If you’re a small business owner, a franchise can be one of the best ways to build your business. Many entrepreneurs dream about exponentially growing their business and making their brand a household name, but typically lack the growth capital required to get to such a stage. Franchising your business ensures a low cost scaling model, though it requires diligence and a laser focussed execution strategy.
Before franchising your business, you need to do the following hygiene checks –
1) Is the business meant for franchising? - Although franchising is a great way to expand, it might not really be best suited for your business. Have you built a brand for your business potential buyers see value in? Do you have patents/trademarks/technology that buyers can leverage to grow the franchise? Is there proven track record to show that the franchises can be built profitably?
You need to make sure that there’s a strong value proposition for buyers of your franchise, and that this is the best way for you to grow your business.
2) Is your business ready to be franchised? - If you start setting up franchises of your business too early, it’ll lead to a bad experience for buyers of your franchise as well as end customers. Experts opine that it’s best to have atleast 2-3 outlets of your brand built by yourself before franchising more. Also, it’s best if all your existing outlets have a proven track record of revenue growth and profit.
3) Are you personally ready to be a franchise owner? - When you make the shift from small business owner to a franchise owner, your role within your company changes completely! Earlier, your focus would have been on your customers and team but now you’ll spend all your time in selling franchises and supporting franchise partners. The time spent on your core product will decrease over time, and you need to be ready for this shift.
McDonald’s is the world most successful franchising business with $26Billion in annual sales
Getting the legal and financial aspects in place for setting up your franchise
There’re no separate laws in India for franchising businesses unlike many other countries, so you won’t have to spend too much time in setting up the same. The rules around franchising are primarily governed by other laws like The Contract Act, Restraint of Trade, Consumer protection and product liability, etc. It’s highly advisable to sit with a lawyer and work with them to structure the deal for the franchise partners.

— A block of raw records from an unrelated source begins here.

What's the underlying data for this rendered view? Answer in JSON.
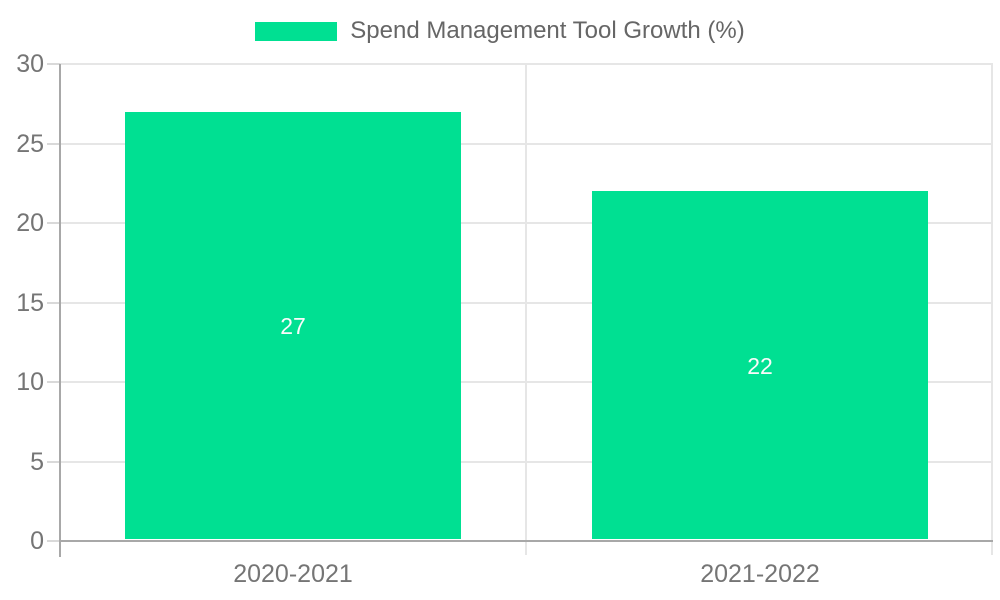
{
  "legend": {
    "label": "Spend Management Tool Growth (%)",
    "swatch_color": "#00E092"
  },
  "chart_data": {
    "type": "bar",
    "title": "Spend Management Tool Growth (%)",
    "categories": [
      "2020-2021",
      "2021-2022"
    ],
    "series": [
      {
        "name": "Spend Management Tool Growth (%)",
        "values": [
          27,
          22
        ]
      }
    ],
    "data_labels": [
      "27",
      "22"
    ],
    "xlabel": "",
    "ylabel": "",
    "ylim": [
      0,
      30
    ],
    "yticks": [
      0,
      5,
      10,
      15,
      20,
      25,
      30
    ],
    "grid": true,
    "legend_position": "top",
    "colors": {
      "bar": "#00E092",
      "grid": "#e6e6e6",
      "axis": "#a8a8a8",
      "tick": "#d9d9d9",
      "axis_text": "#757575",
      "legend_text": "#666666",
      "data_label_text": "#fafafa",
      "background": "#ffffff"
    }
  }
}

It’s also important to update your company financials till the latest quarter and have it audited by a reputable firm. Franchise buyers will ask for data about the financials behind the same and you need to be ready with the same.
Finalize your offering to potential franchise buyers
Financial - It’s important to work out an optimal price structure for franchise partners. Typically, there’s an upfront fee which is paid for buying the franchise rights, plus a cut in the sales made by the franchise outlet (generally between 5-10%). Franchise deals are struck for anywhere between 7-15 years depending on the domain.

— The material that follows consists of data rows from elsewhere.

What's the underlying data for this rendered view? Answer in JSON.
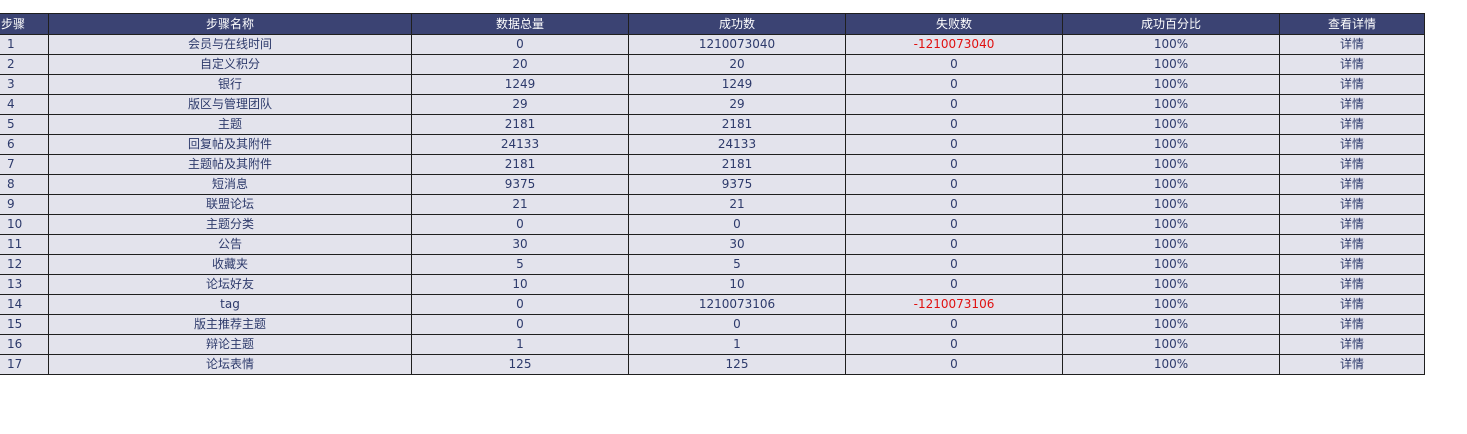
{
  "table": {
    "headers": [
      "步骤",
      "步骤名称",
      "数据总量",
      "成功数",
      "失败数",
      "成功百分比",
      "查看详情"
    ],
    "rows": [
      {
        "step": "1",
        "name": "会员与在线时间",
        "total": "0",
        "success": "1210073040",
        "failed": "-1210073040",
        "percent": "100%",
        "detail": "详情"
      },
      {
        "step": "2",
        "name": "自定义积分",
        "total": "20",
        "success": "20",
        "failed": "0",
        "percent": "100%",
        "detail": "详情"
      },
      {
        "step": "3",
        "name": "银行",
        "total": "1249",
        "success": "1249",
        "failed": "0",
        "percent": "100%",
        "detail": "详情"
      },
      {
        "step": "4",
        "name": "版区与管理团队",
        "total": "29",
        "success": "29",
        "failed": "0",
        "percent": "100%",
        "detail": "详情"
      },
      {
        "step": "5",
        "name": "主题",
        "total": "2181",
        "success": "2181",
        "failed": "0",
        "percent": "100%",
        "detail": "详情"
      },
      {
        "step": "6",
        "name": "回复帖及其附件",
        "total": "24133",
        "success": "24133",
        "failed": "0",
        "percent": "100%",
        "detail": "详情"
      },
      {
        "step": "7",
        "name": "主题帖及其附件",
        "total": "2181",
        "success": "2181",
        "failed": "0",
        "percent": "100%",
        "detail": "详情"
      },
      {
        "step": "8",
        "name": "短消息",
        "total": "9375",
        "success": "9375",
        "failed": "0",
        "percent": "100%",
        "detail": "详情"
      },
      {
        "step": "9",
        "name": "联盟论坛",
        "total": "21",
        "success": "21",
        "failed": "0",
        "percent": "100%",
        "detail": "详情"
      },
      {
        "step": "10",
        "name": "主题分类",
        "total": "0",
        "success": "0",
        "failed": "0",
        "percent": "100%",
        "detail": "详情"
      },
      {
        "step": "11",
        "name": "公告",
        "total": "30",
        "success": "30",
        "failed": "0",
        "percent": "100%",
        "detail": "详情"
      },
      {
        "step": "12",
        "name": "收藏夹",
        "total": "5",
        "success": "5",
        "failed": "0",
        "percent": "100%",
        "detail": "详情"
      },
      {
        "step": "13",
        "name": "论坛好友",
        "total": "10",
        "success": "10",
        "failed": "0",
        "percent": "100%",
        "detail": "详情"
      },
      {
        "step": "14",
        "name": "tag",
        "total": "0",
        "success": "1210073106",
        "failed": "-1210073106",
        "percent": "100%",
        "detail": "详情"
      },
      {
        "step": "15",
        "name": "版主推荐主题",
        "total": "0",
        "success": "0",
        "failed": "0",
        "percent": "100%",
        "detail": "详情"
      },
      {
        "step": "16",
        "name": "辩论主题",
        "total": "1",
        "success": "1",
        "failed": "0",
        "percent": "100%",
        "detail": "详情"
      },
      {
        "step": "17",
        "name": "论坛表情",
        "total": "125",
        "success": "125",
        "failed": "0",
        "percent": "100%",
        "detail": "详情"
      }
    ]
  },
  "colors": {
    "header_bg": "#3b4373",
    "row_bg": "#e3e3ec",
    "text": "#2d3a6b",
    "negative": "#e01010"
  }
}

Training - Franchise partners, and their team, have to be trained extensively before you let them serve end customers, and the training module is always included in the offering to buyers. Most successful franchise businesses have invested heavily into training programs for their partners. It’s also important to ensure that regular training sessions are held and that it’s not just a 1-time activity. Ensure that you set aside time and resources for the same.
Rules of engagement - Do franchises buy products from you or can they buy independently? How will you monitor customer service levels? How will your help your franchise partner in marketing the product in their area? Which geographies are they allowed to operate (to ensure that no 2 franchise partners compete for the same business)?
These are a few of many key questions that need to be decided prior to commencement
Setting up franchises is a complicated business that requires a great execution strategy
Finding potential franchisee partners, and making the sale
You first need to understand that there 2 main types of franchises –
1) Master franchise - This is when you have 1 person or entity that buys your franchise for a given geography, and can sub-license to other franchisors within that area. Ex. Your business is in Bangalore and you sell a master franchise to someone in Mumbai. This means that the Mumbai master franchiser can sub-license to any number of people who want to operate in Mumbai.
2) Direct franchise - This is a normal franchise model where you sell a franchise directly to a buyer and he/she cannot sub-license to anyone else.
Once you’re all set up, you now have to go out and find people willing to pay you good money to buy your franchise. There’re 3 primary ways to do this –
1) Franchise brokers - These are professionals who specialize in helping you find franchise buyers and hand hold you through the transaction. There’re franchise brokers who specialize in certain specific categories, like restaurants, etc. that you can reach out to as well
2) Online marketing - Platforms like SMERGERS and Franchise India help in connecting business owners to people willing to buy franchises. You can upload details about your business on these websites and get responses from potential buyers
3) Your own network - Another great way to find potential buyers is to look for someone within your network, who’s seen your business grow, and is willing to buy a franchise. Though this isn’t a scalable solution, it’s a great way to sell your first few franchises.
Providing support to franchises
Most franchise business owners will tell you that the secret to success is in providing great support to your franchise partners. You need to understand that these are people who don’t know or understand the business as well as you and they need constant support with every aspect of running the business, including staff recruiting and training, maintaining accounts, customer service, general upkeep of the premises etc. It’s important to set up a Franchise Support team that helps partners in running their business successfully.
A happy franchise partner will refer more of their friends to your business (or take more franchises for other areas), so it’s important to ensure their well-being as well.